Neben dem Teilen von Besitz, Geld und Arbeitskraft beinhaltet das Leben auf dem Bruderhof auch das tägliche Zusammenkommen in der Gemeinschaft. Abends kocht ein Teil der Mitglieder im geräumigen Aufenthaltsraum, der auch als Speisesaal dient. Hier finden sich alle, die aktuell auf dem Hof sind, am großen Tisch zum gemeinsamen Abendessen ein. Im Kaminofen prasselt ein Feuer. Es wird ein Tischgebet gesungen, dann machen sich alle über das Abendessen her, das nicht selten aus dem selbst angebauten Gemüse besteht. „Da ist sicherlich nicht jeden Tag immer mein Lieblingsessen dabei, dafür muss ich mir nicht jeden Tag Gedanken darüber machen, was ich koche“, so Simon. Anschließend treffen sich die Erwachsenen oft, um entweder über Angelegenheiten der Gemeinschaft zu sprechen oder um sich über theologische Fragen auszutauschen. Es wird aber auch gemeinsam gespielt oder gebacken.

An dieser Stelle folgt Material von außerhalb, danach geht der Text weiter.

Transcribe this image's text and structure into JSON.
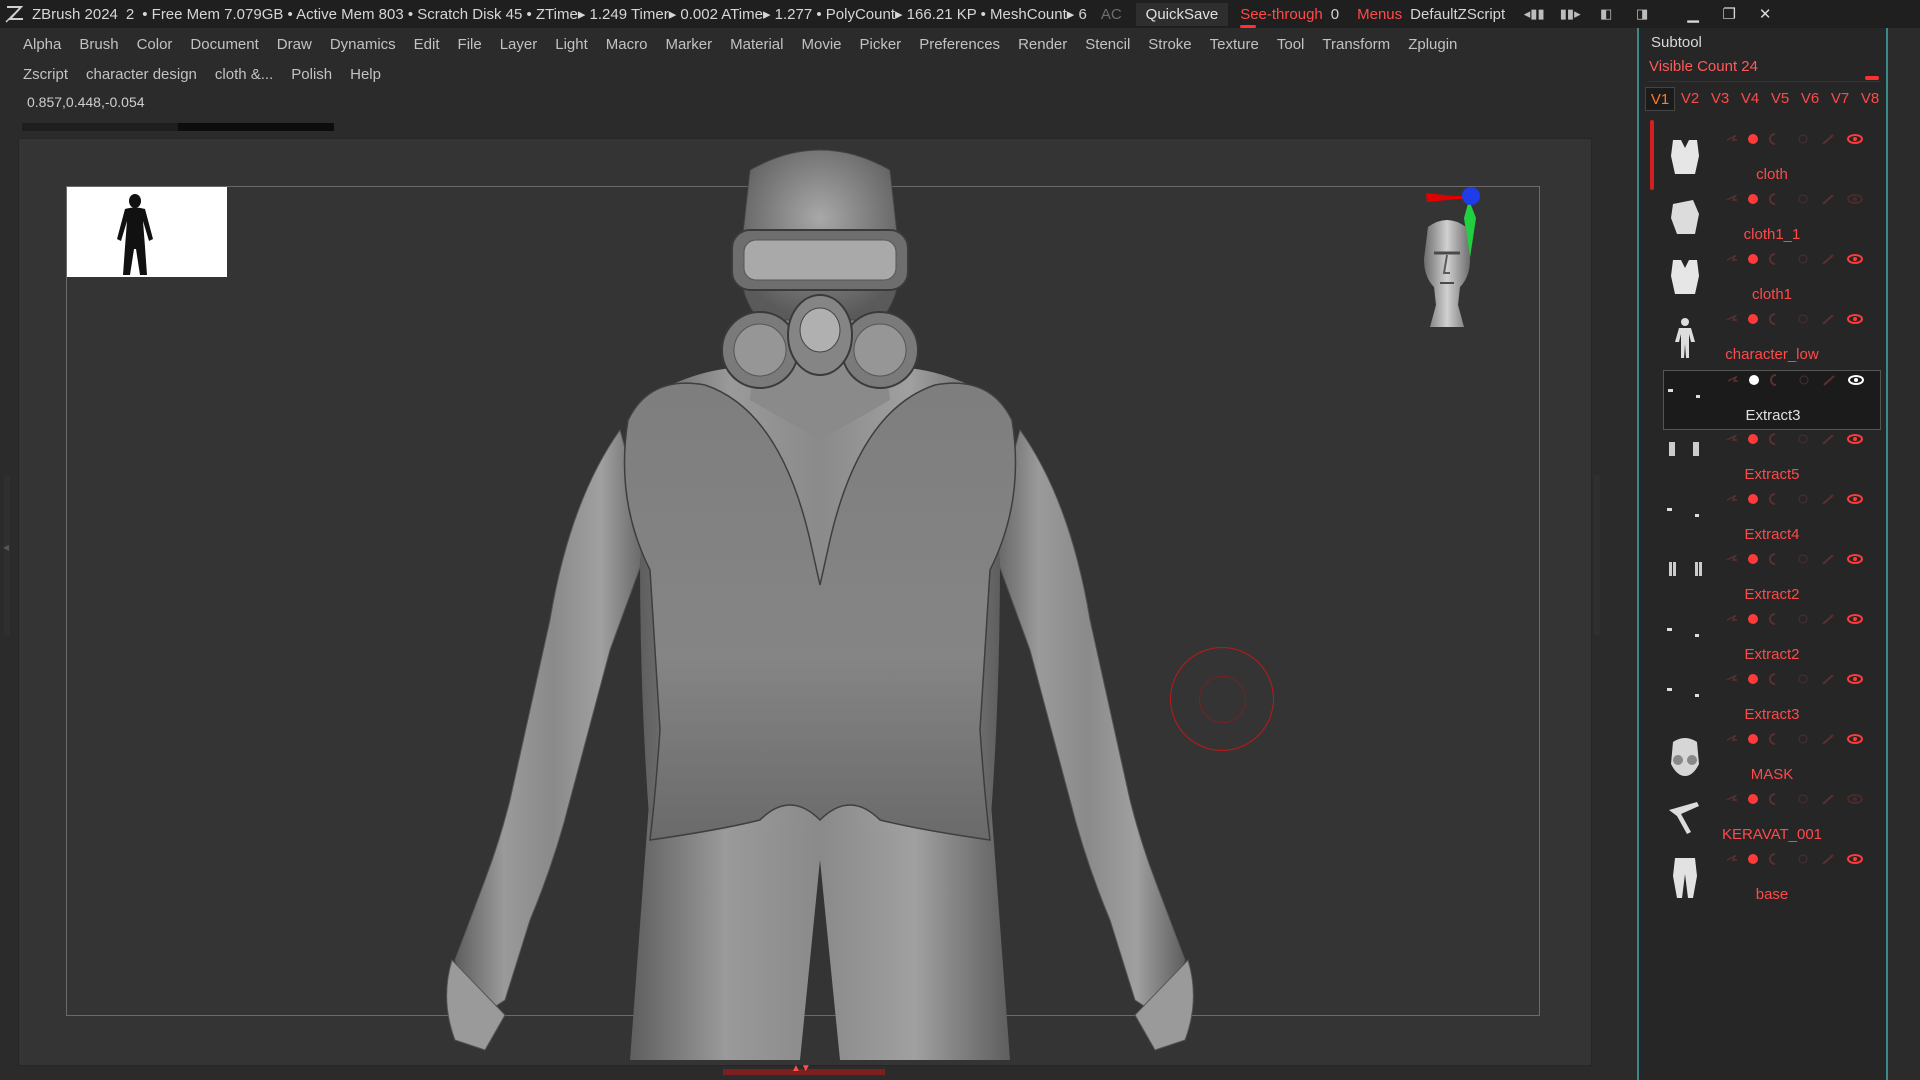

Dass die Bruderhofgemeinde in Niederösterreich und auf dem Gutshof gelandet ist, daran hat auch der Wiener Erzbischof Christoph Schönborn einen Anteil. „Eigentlich wollten wir gar nicht in diese Region“, gesteht Simon. Ursprünglich sei eine Ansiedlung am Bodensee angedacht gewesen. 2017 wurde der Bruderhof durch den Verein „Weg der Versöhnung“, der sich für eine vertiefte Ökumene einsetzt, eingeladen, eine Täufergemeinschaft in Österreich zu gründen. Diese Einladung kam überraschend. Sie fiel allerdings gerade in eine Zeit, in der die Bruderhöfer eine größere Gemeinschaft im deutschsprachigen Raum etablieren wollten.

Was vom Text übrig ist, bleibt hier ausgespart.